# What's the problem with German's



## MandyB (Jan 14, 2010)

A good friend of mine has been in Canada for nearly four & half years and is still waiting for her paperwork! What's the problem with the German / Canadian relations?
We got our Provincial Nominee/PR within 18 months from UK so I can't see the problem.
Anyone got any ideas?


----------



## Auld Yin (Mar 10, 2009)

MandyB said:


> A good friend of mine has been in Canada for nearly four & half years and is still waiting for her paperwork! What's the problem with the German / Canadian relations?
> We got our Provincial Nominee/PR within 18 months from UK so I can't see the problem.
> Anyone got any ideas?


What paperwork is she waiting for and what is her present residence status?


----------



## MandyB (Jan 14, 2010)

Hi
Once again there has been a change of application - this seems to have been the problem all along. She has now got this answer back:

Well the application was sent Sept 28-2009. For permanent residence it takes 3-6 months until you get an answer. So really, we are almost at the 3months border. There is a service online that tell you what your status is and mine says: 

“We received your application for permanent residence on Sept 28-2009.

We started processing your application on November 9-2009”

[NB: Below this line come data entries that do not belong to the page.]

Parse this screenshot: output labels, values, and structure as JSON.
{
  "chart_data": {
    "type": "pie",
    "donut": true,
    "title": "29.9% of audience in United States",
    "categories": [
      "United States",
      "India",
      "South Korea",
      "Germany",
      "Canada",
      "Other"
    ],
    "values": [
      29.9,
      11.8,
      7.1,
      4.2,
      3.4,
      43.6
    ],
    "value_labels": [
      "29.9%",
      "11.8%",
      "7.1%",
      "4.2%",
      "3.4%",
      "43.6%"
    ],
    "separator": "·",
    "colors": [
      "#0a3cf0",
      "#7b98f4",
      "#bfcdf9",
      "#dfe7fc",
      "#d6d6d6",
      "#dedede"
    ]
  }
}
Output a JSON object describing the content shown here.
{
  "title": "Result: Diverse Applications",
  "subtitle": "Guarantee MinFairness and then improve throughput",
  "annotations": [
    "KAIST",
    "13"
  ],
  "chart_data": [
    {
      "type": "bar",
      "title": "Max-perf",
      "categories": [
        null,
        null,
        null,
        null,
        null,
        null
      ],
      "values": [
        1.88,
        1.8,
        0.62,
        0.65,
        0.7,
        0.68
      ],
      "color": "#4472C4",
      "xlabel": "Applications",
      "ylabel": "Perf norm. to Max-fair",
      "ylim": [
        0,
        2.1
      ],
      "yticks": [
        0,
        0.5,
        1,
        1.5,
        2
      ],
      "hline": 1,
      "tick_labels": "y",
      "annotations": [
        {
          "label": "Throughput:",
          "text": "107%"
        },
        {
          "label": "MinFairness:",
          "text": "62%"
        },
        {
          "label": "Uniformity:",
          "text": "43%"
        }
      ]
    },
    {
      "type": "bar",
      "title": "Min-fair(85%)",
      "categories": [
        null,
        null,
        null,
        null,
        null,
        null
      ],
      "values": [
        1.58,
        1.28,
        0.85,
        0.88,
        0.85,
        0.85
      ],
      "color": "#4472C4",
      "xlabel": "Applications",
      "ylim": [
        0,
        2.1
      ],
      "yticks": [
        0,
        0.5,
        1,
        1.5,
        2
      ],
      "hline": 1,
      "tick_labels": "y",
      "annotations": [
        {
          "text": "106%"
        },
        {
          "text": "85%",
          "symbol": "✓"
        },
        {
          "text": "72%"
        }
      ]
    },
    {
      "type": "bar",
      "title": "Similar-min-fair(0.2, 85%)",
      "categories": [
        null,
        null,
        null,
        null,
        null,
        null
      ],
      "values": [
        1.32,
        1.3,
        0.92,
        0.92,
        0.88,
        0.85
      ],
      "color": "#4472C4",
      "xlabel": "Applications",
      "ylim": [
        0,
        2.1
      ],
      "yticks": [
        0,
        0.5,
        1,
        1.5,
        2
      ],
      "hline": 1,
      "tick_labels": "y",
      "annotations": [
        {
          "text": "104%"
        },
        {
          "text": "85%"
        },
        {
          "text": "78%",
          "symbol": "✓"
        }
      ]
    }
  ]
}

But my question was why would it take over 3 years to get to this point. Are all German's having the same problem?


----------



## Auld Yin (Mar 10, 2009)

MandyB said:


> Hi
> Once again there has been a change of application - this seems to have been the problem all along. She has now got this answer back:
> 
> Well the application was sent Sept 28-2009. For permanent residence it takes 3-6 months until you get an answer. So really, we are almost at the 3months border. There is a service online that tell you what your status is and mine says:
> ...


To the best of my knowledge application timelines vary considerably based on where it is processed. The following website provides some information.
Application Processing Times: Applications Processed Outside of Canada


----------



## MandyB (Jan 14, 2010)

*PR*

[Yes I know about the processing times but as she has been in Canada working on a work visa which gets renewed time and again for about 3 years. Why the delay. It's very frusting.


----------



## Auld Yin (Mar 10, 2009)

MandyB said:


> [Yes I know about the processing times but as she has been in Canada working on a work visa which gets renewed time and again for about 3 years. Why the delay. It's very frusting.


It has nothing to do with her being of German ancestry.


----------